The importance of using good displays

I saw a thread in one of the Sony groups where people were posting their desktops. It was the usual mix of machines, Windows and OSX, desktops and laptops, nothing out of the norm for photographers except for one little discrepancy. What struck me as odd was the focus on power over quality.

You may think I am talking about Mac vs PC but hopefully the title was a giveaway. When it comes to post processing photos, one of the most important considerations is the display because ultimately you are editing colour and to edit colour, you have to know that colour is accurate. The irony is that people select their cameras because of the relatively minor differences in colour, they complain that some lenses offer differences in colour, and they complain that the white balances of a camera has a big impact.

These same people pick powerhouse computers and then put the cheapest 4K display they can find, or a curved wide-screen display because it “looks really cool”. The impact of these displays is quickly evident in simple things like the brightness of their photos.

There are two key things to consider when looking at colour correct displays:

1. The display itself
2. The calibration of the display

I’m not going to cover specific monitors today, if I do this article will be outdated within a few months, let alone years and I don’t intend updating it.

Selecting a display

There are about 50 articles on the best monitors for photo editing at the time of writing, with recommendations on what to buy, as mentioned above, this will change month by month so I won’t cover it, but I will cover the basics.

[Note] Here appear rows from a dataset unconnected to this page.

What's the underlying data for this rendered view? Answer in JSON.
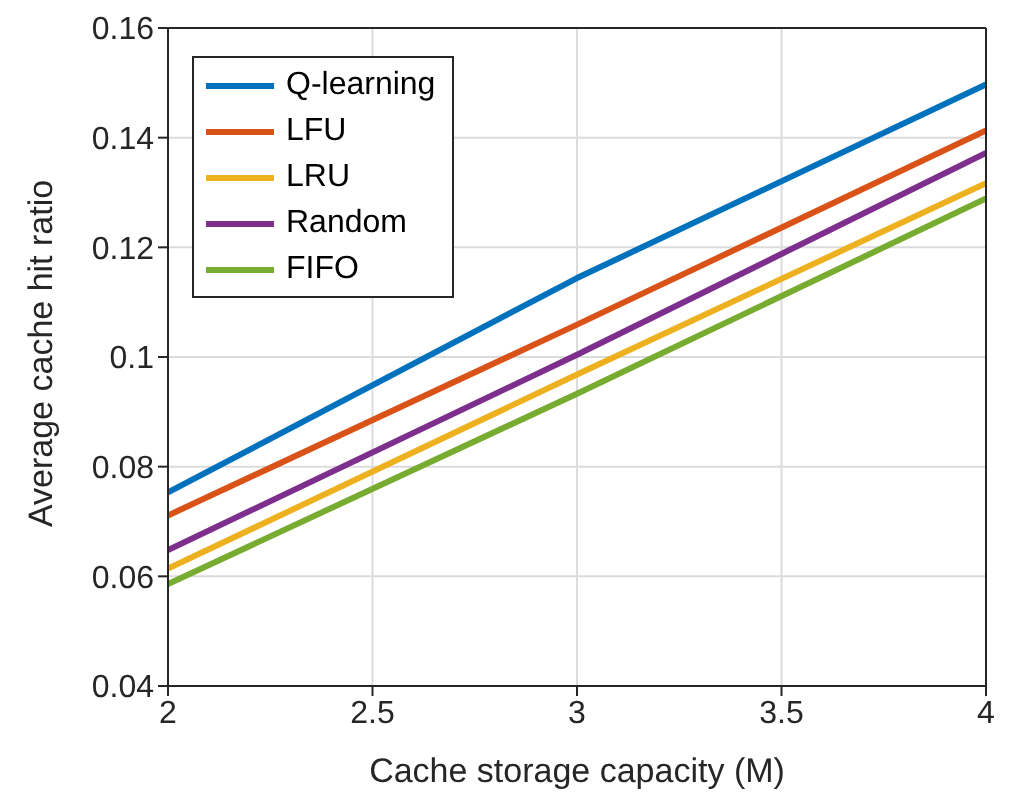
{
  "chart_data": {
    "type": "line",
    "xlabel": "Cache storage capacity (M)",
    "ylabel": "Average cache hit ratio",
    "x": [
      2,
      3,
      4
    ],
    "series": [
      {
        "name": "Q-learning",
        "color": "#0072bd",
        "values": [
          0.0753,
          0.1144,
          0.1497
        ]
      },
      {
        "name": "LFU",
        "color": "#d95319",
        "values": [
          0.0711,
          0.1059,
          0.1413
        ]
      },
      {
        "name": "LRU",
        "color": "#edb120",
        "values": [
          0.0614,
          0.0968,
          0.1317
        ]
      },
      {
        "name": "Random",
        "color": "#7e2f8e",
        "values": [
          0.0648,
          0.1004,
          0.1372
        ]
      },
      {
        "name": "FIFO",
        "color": "#77ac30",
        "values": [
          0.0586,
          0.0933,
          0.1289
        ]
      }
    ],
    "xlim": [
      2,
      4
    ],
    "xticks": [
      2,
      2.5,
      3,
      3.5,
      4
    ],
    "ylim": [
      0.04,
      0.16
    ],
    "yticks": [
      0.04,
      0.06,
      0.08,
      0.1,
      0.12,
      0.14,
      0.16
    ],
    "grid": true,
    "legend": "top left",
    "marker": "none",
    "line_style": "solid"
  }
}
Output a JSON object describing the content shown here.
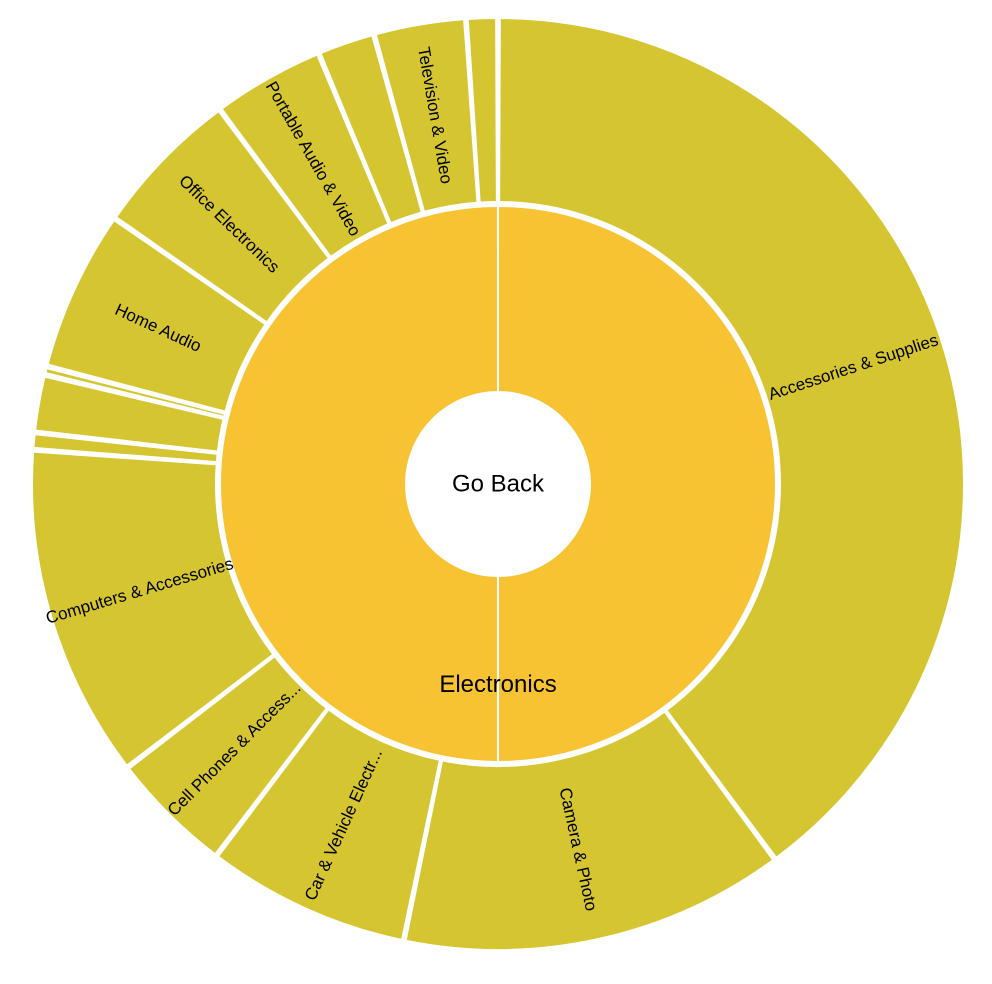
{
  "center_button": {
    "label": "Go Back"
  },
  "colors": {
    "inner": "#F8C333",
    "outer": "#D4C531",
    "stroke": "#FFFFFF",
    "center": "#FFFFFF"
  },
  "chart_data": {
    "type": "sunburst",
    "root": {
      "name": "Electronics",
      "children": [
        {
          "name": "Accessories & Supplies",
          "value": 40.0
        },
        {
          "name": "Camera & Photo",
          "value": 13.4
        },
        {
          "name": "Car & Vehicle Electr...",
          "value": 7.1
        },
        {
          "name": "Cell Phones & Access...",
          "value": 4.3
        },
        {
          "name": "Computers & Accessories",
          "value": 11.6
        },
        {
          "name": "",
          "value": 0.6
        },
        {
          "name": "",
          "value": 2.0
        },
        {
          "name": "",
          "value": 0.3
        },
        {
          "name": "Home Audio",
          "value": 5.6
        },
        {
          "name": "Office Electronics",
          "value": 5.2
        },
        {
          "name": "Portable Audio & Video",
          "value": 3.9
        },
        {
          "name": "",
          "value": 2.0
        },
        {
          "name": "Television & Video",
          "value": 3.2
        },
        {
          "name": "",
          "value": 1.1
        }
      ]
    }
  }
}
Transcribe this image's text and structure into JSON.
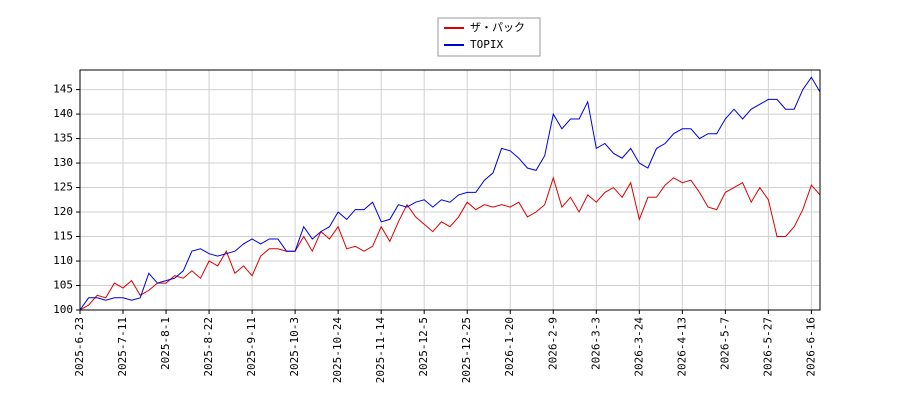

Forget about resolution, go colour correct before resolution. Yes, you read correctly, it’s a common mistake I see people make. Unfortunately colour correct and high resolution don’t come cheaply, so if you can’t afford a 4K colour correct display, don’t buy a 4K display that isn’t colour correct, buy a non-4K that is. You don’t need to buy a Eizo to get a colour correct display, most photographers I know can’t afford Eizo, but brands like BenQ provide colour accurate monitors you can get for a reasonable price, by Eizo standards. Buying a good non-4K 27″ display is going to set you back $600, something like a SW2700 although this price will come down as time goes on and 4K display become cheaper. Jumping to the 4K version of the same display (SW271) nearly doubles the price to $1100.


Image from BenQ website

Secondly, size isn’t always as important as you think. We all like to think that putting a massive 36″ wide-screen on our desk will look awesome, but when you start editing photos, it actually doesn’t make that much of a difference. I was set on the 32″ but when I had the 32″ and 27″ 4K displays side by side editing on both (before I purchased they had in store demos of both setup with Photoshop) and I found the 27″ was actually better to edit on, for me at least. It’s not to say that applies to everyone, but

Don’t buy curved panels. They are designed for gaming and other applications, not photography. There is a reason they don’t make curved photography panels, it comes down to simple things like making straight lines look curved.

Calibrating a display

Yes, even a good display requires calibration. Some display will come with calibration built-in, but for most you will have to buy a calibration tool.

You can pick up a decent low-end colour calibration tool for around $129 (Spyder Express) at the time of writing, there is no excuse not to calibrate. If you can’t afford a colour calibration tool, select a cheaper display. The colour calibration process (when complete) will show you how much of a difference your colour calibration makes when it completes and you can compare them, in many cases it’s a substantial difference, like moving the white balance temperature slider by about 500 Kelvin. That’s a big difference to pictures when you look at the difference side by side, so if you think calibration isn’t impacting your photos, try putting two of the same photo side by side with one adjusted by 500 and ask yourself if you are prepared to take that risk.


Image from BenQ website

It’s important to remember that not all calibrators are created equal. Some calibration tools allow you to adjust monitor brightness as well (if the monitor supports it). Brightness can have a big impact on your photos. If you have ever seen someone constantly posting under exposed photos on Facebook, this is normally as a result of the monitor brightness being set too high, so they have the distorted impression their photos are correctly exposed when they are not.

What about all in ones like the iMac

It really depends on the all in one device you are looking at. Apple’s iMac, particularly the newer 5K versions aren’t terrible and with a calibration device you will be okay, but it’s not going to a match a dedicated photo display.

Before buying, I’d recommend checking specs and reviews of the display to make sure you are getting something that is suitable. If it’s cheap, chances are it isn’t photo grade, there are no price miracles in photo displays, you get what you pay for.

What would I recommend?

In simple terms, I’d recommend the best you can afford. If that’s Eizo, then get it, if its BenQ, then go for that, but whatever you get, make sure you don’t make the mistake of buying a bad display because you want 4K.